Split the word using bigram, trigram

I have this text file:

worked
working
works
tested
tests
find
found

It contains a million words without spaces. It may contain unicode characters.

The longest word is "working":

awk '{print length, $0}' test.txt | sort -nr | head -1
7 working

I need to create bigram, trigram (Max 7 columns)
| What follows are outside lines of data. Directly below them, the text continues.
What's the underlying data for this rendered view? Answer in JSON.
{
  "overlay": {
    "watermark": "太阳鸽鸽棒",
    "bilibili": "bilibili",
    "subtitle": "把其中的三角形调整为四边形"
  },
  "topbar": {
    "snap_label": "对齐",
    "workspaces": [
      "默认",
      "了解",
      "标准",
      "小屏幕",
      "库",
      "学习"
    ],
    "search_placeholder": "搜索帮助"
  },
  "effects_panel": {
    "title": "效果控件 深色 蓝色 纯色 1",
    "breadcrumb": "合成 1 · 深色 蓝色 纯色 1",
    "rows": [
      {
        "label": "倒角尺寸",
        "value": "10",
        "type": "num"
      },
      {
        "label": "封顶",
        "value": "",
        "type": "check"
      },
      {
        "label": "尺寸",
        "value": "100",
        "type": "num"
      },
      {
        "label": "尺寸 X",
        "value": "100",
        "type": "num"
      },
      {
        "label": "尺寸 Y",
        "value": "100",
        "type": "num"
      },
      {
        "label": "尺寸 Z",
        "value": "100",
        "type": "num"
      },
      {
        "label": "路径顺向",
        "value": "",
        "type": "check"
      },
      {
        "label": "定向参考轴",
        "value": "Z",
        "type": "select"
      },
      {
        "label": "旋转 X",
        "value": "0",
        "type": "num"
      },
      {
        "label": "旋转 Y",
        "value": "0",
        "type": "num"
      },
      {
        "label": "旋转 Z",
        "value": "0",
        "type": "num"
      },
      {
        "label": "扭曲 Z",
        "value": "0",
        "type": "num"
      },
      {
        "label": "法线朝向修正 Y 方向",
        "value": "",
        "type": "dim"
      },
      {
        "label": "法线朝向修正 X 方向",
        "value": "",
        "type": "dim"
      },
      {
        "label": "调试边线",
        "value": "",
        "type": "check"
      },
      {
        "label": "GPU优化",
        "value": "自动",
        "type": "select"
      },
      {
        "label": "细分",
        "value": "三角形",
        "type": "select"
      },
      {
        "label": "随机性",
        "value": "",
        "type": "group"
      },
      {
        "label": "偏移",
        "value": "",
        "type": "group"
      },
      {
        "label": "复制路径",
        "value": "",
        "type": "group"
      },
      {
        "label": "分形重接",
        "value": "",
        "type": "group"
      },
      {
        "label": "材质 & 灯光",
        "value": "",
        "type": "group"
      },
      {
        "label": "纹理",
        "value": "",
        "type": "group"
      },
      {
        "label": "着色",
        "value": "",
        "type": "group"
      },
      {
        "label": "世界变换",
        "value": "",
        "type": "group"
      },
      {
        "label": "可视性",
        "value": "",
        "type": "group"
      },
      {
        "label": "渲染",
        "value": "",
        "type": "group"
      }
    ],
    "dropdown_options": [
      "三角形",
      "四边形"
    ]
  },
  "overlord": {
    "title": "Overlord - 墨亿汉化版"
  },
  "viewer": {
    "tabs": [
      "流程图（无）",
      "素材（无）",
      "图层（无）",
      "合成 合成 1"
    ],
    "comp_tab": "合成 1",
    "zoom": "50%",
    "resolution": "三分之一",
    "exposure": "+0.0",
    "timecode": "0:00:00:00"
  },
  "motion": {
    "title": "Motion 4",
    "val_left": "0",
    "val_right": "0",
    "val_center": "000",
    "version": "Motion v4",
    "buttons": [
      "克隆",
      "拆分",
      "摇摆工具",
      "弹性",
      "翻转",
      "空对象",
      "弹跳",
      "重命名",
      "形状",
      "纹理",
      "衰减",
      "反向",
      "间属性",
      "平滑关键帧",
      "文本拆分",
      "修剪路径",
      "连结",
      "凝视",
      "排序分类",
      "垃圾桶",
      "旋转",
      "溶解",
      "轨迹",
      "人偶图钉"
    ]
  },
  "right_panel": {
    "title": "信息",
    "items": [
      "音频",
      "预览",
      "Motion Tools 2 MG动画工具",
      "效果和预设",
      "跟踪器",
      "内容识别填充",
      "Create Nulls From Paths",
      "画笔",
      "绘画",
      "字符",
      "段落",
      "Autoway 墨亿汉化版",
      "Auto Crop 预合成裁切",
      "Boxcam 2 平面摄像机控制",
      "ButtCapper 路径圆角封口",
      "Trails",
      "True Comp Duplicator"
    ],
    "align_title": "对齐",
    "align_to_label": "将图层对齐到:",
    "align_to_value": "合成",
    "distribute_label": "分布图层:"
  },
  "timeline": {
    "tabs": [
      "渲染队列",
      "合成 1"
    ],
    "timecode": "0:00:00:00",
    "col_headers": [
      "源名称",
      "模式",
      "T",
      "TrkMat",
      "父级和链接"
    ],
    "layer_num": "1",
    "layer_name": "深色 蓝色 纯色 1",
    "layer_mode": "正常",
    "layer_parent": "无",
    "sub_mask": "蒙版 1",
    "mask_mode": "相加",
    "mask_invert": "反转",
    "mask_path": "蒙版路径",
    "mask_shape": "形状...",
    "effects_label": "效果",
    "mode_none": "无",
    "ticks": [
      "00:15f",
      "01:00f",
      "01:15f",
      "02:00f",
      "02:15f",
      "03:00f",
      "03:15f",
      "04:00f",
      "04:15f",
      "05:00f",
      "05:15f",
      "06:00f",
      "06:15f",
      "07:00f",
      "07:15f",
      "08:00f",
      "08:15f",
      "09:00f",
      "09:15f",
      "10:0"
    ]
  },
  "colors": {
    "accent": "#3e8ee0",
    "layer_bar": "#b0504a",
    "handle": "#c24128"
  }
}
w,wo,wor,work,worke,worked,
w,wo,wor,work,worki,workin,working
w,wo,wor,work,works,,
t,te,tes,test,teste,tested,
t,te,tes,test,tests,,
f,fi,fin,find,,,,
f,fo,fou,foun,found,,

preferably in awk (because it's fast)

Solution

A straightforward approach would be:

awk -v n=7 -v OFS=, \
  '{s=$0; len=length(s); for (i=1;i<=len;i++) $i=substr(s,1,i); $n=$n}1'

w,wo,wor,work,worke,worked,
w,wo,wor,work,worki,workin,working
w,wo,wor,work,works,,
t,te,tes,test,teste,tested,
t,te,tes,test,tests,,
f,fi,fin,find,,,
f,fo,fou,foun,found,,

Tested on GNU Awk 5.3.0, mawk 1.3.4 20240819, and The One True Awk version 20240728.